PUBLISHED: 14:48 01 August 2018 | UPDATED: 14:48 01 August 2018

The Castle Inn, Framlingham  Picture: SARAH LUCY BROWN

The Castle Inn, Framlingham Picture: SARAH LUCY BROWN

Archant

A pub-goer has criticised those complaining about its live music nights saying they are trying to “spoil things for the majority”.

Framlingham father of two Alan Thompson said he had been angered to learn of the noise complaints directed at the Castle Inn in the town.

As reported previously, Suffolk Coastal District Council has been working with the pub after receiving several complaints about “loud music” and “rowdy behaviour” of patrons in recent weeks.

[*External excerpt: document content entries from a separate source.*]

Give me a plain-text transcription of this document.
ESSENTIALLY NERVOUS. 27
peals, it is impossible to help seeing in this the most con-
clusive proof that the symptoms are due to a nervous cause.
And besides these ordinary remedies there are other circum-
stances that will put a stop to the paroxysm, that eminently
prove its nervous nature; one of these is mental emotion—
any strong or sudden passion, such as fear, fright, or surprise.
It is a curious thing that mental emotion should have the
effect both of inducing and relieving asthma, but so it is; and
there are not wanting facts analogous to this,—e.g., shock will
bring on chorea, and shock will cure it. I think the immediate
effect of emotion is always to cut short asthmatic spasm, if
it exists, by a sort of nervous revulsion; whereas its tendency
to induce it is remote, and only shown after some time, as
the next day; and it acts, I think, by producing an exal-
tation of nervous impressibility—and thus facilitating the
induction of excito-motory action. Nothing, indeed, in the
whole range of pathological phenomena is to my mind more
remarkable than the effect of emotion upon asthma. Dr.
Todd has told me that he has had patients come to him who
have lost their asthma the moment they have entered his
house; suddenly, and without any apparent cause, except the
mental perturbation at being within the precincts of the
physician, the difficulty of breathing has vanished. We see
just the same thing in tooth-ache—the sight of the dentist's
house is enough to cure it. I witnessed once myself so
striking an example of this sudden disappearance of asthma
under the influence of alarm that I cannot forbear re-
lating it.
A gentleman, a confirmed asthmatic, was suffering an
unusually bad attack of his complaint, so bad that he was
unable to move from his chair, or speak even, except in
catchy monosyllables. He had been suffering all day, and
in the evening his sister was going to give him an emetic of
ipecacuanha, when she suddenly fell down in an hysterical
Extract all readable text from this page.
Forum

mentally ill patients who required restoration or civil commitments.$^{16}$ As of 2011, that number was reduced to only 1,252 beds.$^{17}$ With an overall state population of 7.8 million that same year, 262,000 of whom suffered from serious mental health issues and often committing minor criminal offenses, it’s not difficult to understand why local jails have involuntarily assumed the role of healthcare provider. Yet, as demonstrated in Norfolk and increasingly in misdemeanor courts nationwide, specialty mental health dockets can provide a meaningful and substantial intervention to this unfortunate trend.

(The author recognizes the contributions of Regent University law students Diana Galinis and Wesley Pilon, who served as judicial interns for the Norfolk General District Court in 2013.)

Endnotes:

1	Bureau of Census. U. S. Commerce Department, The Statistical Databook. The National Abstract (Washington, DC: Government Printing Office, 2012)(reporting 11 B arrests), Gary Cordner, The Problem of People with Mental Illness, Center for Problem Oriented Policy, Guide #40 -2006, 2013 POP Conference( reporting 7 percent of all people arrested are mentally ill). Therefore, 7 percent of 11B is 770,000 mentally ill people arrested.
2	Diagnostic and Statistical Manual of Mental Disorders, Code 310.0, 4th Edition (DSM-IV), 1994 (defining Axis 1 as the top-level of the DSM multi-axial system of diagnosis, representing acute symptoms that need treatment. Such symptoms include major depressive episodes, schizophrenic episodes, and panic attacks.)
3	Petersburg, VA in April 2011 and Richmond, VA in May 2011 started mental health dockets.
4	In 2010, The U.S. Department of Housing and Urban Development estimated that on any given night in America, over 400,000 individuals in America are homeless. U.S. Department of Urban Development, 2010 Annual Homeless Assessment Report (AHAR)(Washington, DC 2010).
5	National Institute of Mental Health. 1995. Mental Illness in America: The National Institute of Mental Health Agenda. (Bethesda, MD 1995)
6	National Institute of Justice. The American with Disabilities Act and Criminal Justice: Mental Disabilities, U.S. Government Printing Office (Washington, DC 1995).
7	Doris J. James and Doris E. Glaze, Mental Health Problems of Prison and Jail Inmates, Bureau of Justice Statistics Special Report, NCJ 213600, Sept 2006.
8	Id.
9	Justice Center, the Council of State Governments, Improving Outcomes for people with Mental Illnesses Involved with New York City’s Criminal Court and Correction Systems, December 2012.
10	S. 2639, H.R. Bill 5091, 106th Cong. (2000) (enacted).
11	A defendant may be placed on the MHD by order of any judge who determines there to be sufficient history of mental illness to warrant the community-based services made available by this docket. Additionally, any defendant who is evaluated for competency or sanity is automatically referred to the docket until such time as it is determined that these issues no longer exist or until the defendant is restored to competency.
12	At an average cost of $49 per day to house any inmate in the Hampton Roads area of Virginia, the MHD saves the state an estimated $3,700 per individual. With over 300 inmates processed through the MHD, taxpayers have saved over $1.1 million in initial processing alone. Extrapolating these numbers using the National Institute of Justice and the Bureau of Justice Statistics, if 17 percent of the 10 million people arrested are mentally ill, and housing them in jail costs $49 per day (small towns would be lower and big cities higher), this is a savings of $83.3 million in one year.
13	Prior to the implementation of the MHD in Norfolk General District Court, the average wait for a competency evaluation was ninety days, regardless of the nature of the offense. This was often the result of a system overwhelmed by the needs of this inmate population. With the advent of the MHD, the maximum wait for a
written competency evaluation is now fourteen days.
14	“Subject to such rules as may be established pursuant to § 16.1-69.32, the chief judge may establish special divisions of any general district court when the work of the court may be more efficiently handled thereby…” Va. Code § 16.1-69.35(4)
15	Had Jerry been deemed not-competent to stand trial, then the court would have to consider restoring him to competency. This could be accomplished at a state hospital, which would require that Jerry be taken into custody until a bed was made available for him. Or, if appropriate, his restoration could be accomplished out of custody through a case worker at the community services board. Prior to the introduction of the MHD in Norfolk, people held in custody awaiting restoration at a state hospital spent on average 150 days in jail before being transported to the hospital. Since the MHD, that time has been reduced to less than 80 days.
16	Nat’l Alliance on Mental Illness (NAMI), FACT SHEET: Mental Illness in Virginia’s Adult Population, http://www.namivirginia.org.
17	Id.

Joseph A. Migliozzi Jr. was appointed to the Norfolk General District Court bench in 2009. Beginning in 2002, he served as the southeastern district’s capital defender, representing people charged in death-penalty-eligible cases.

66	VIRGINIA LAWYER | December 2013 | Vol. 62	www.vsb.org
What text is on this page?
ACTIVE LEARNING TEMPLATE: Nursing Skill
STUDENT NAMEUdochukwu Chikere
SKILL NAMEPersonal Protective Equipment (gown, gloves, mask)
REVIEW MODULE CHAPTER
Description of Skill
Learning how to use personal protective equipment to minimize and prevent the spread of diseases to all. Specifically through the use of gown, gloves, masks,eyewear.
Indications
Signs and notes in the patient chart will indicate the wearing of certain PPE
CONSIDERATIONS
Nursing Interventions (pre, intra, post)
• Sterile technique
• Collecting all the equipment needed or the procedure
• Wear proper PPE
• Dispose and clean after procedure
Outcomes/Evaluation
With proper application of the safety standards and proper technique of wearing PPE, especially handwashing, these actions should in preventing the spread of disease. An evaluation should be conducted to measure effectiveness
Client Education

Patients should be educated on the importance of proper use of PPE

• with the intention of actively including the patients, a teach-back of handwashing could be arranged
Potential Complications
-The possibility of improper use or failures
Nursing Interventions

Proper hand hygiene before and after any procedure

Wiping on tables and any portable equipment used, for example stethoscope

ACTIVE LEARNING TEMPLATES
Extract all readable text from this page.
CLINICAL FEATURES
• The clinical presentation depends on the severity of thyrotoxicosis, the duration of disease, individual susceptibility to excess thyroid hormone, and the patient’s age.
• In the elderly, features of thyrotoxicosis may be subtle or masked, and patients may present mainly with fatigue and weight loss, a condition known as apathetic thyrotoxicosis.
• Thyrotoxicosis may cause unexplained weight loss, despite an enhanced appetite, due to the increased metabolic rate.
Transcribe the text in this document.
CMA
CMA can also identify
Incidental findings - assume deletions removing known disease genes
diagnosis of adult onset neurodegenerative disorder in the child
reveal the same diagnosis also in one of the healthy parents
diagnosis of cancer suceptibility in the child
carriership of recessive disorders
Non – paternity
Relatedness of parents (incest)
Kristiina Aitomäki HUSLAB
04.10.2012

MORE: Castle Inn on the Hill faces complaints about loud music and rowdy behaviour

Mr Thompson said he had attended music nights at the pub and questioned how anyone living nearby could have cause for complaint.

With few other venues in the town offering live music, Mr Thompson said he was concerned such negativity could suffocate the town.

“The town is dying,” he said.

“The Castle Inn is one of the few refreshing things about Framlingham.

“It’s attracting people from surrounding villages, where many of the pubs have closed, and they’re coming to hear the music.

“But once again, there minority wants to spoil it for the majority.

“There are too many people in this town saying ‘we don’t want this’ and ‘we don’t want that’ and to be quite honest, I’ve had enough.”

Mr Thompson said he had become so frustrated with the attitude of some people in the town that he was now looking to move away.

Musician Steve Boyce has also raised concerns about the effect of noise complaints on pub hosting live music. “They are disappearing on a weekly basis and if the Castle went there wouldn’t be much left for live music in Framlingham,” he said.

A spokesman for Suffolk Coastal District Council said previously that the loud music had affected “many residents in the vicinity”.

“We have offered informal advice to the licensees and suggested ways they can reduce the noise from their music events, such as reducing the level of amplification, keeping doors and windows shut and adjusting the timing and frequency of the events,” the spokesman added.

“We will continue to monitor the situation and if there is any recurrence, we will review and one of our options could be taking formal action, but this is not something we are considering at the moment.”

The pub has not commented on the noise complaints.